Buna benzer bir diğer saldırı ise, yine 29 Ağustos 1919 günü Erzurum’da, Eskişehir’deki trende, Yozgat’taki isyanda Suikastçı Çerkez Ethem, Temmuz ve 11 Aralık 1920’de Mustafa Sagir isimli Hintli… gibi birçok suikast girişimlerini sayabiliriz. Ve bunlar, tamamen Cumhuriyet’in kurucusu Atatürk’e yapılan saldırıların sadece birkaçı…

Bu saldırıların ortak noktasında ‘Laik ve Cumhuriyet’ karşıtlığı yer alıyor. Yıkamadıkları bu iki önemli değeri, saldırı ve ‘yakın onları’ diyerek yıkmaya çalışıyorlar.

Atatürk’ten sonra İsmet İnönü’ye de 21 Şubat 1964 yılında bir suikast girişimi oluyor.

Yine Bülent Ecevit’e de;

Isparta, 27 Eylül 1973,

Gerede, 23 Haziran 1975,

Elazığ, 4 Eylül 1975,

New York Waldorf Astoria Oteli, Temmuz 1976,

Niksar, 26 Nisan 1977

Şiran, 27 Nisan 1977

İzmir Çiğli Havaalanı, Mayıs 1977

Taksim Mitingi,

Nevşehir, 17 Haziran 1980 tarihlerinde suikastlar düzenlendi.

GÜNÜMÜZDE BENZER SALDIRILAR

Tarih: Nisan 2019.

CHP Genel Başkanı Kemal Kılıçdaroğlu, Ankara Ulus’taki şehit cenazesine katılması sonrasında 7 kişi tarafından saldırıya uğramış, bir eve sığındığında ise ‘Yakın o evi’ diye naralar atanlar olmuştu. Korumalar yek vücut olmuş, Kılıçdaroğlu’nu korumaya çalıştı. Saldırıyı yapanlar serbest bırakıldı. Asıl baş saldırganlardan birinin evinde yapılan ziyarette, saldırganın eli öpüldü.

Geçen gece ise doğup büyüdüğü Manisa’ya giden CHP’nin 8. Genel Başkanı Özgür Özel, şehit cenazesi ziyareti sırasında kendini bilmezlerin hedefi altına alındı. Konak Belediyesi Başkanı Abdül Batur da oradaydı ve Batur, “Biz, orada Madımak’ı, Kahramanmaraş’ı yaşadık” dedi.

CHP’nin değil sadece, diğer partilerin buna benzer saldırıya maruz kaldığını gördük, görüyoruz.

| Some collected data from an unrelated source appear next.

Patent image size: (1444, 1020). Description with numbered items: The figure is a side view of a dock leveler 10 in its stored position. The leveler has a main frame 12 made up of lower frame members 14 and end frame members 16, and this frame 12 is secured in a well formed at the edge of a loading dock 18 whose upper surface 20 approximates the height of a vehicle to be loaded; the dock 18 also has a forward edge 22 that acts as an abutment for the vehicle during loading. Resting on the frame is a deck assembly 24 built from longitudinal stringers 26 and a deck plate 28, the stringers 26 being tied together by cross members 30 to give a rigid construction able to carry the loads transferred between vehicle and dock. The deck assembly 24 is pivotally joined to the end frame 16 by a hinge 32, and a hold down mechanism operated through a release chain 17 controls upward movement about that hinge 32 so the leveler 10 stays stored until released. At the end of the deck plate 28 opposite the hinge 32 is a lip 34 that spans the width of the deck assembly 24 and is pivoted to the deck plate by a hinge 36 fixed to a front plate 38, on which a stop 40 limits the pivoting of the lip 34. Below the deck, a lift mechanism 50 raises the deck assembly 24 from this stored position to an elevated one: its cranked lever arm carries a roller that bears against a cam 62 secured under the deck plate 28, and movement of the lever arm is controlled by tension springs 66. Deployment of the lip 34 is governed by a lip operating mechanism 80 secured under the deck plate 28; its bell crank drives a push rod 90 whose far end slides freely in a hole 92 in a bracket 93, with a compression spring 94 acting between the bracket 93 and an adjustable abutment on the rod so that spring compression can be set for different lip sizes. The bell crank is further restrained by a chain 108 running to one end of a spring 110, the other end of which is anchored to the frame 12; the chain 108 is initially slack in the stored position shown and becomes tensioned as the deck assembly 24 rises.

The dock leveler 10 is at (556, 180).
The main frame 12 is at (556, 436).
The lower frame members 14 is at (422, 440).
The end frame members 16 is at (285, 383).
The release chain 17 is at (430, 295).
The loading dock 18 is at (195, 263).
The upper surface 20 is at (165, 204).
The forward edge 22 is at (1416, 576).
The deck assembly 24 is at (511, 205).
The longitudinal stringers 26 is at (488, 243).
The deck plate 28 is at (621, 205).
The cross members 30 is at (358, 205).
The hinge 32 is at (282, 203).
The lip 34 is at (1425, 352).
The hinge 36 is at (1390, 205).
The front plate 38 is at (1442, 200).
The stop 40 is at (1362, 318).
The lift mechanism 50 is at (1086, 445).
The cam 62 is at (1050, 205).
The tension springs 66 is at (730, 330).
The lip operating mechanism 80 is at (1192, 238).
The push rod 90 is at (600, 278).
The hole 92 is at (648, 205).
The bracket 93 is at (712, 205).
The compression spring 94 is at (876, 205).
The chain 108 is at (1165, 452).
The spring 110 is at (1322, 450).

Her yıl seçimler yaklaşırken ‘belediye çalışmaları’ hız kazanıyor. Başka cepheler ise ‘saldırılar, tehditler’ baş gösteriyor.

Madımak ve Kahramanmaraş saldırıları, Alevi yurttaşlar ve Alevi aydın, sanatçılara yapılan bir saldırıydı. Bu saldırılar arasında yaşananların hiçbiri tesadüf de değil, ayrı da değil. Hepsi bir bütün. Bu saldırıları ve bu tehdit dillini siyasetten silmek gerek.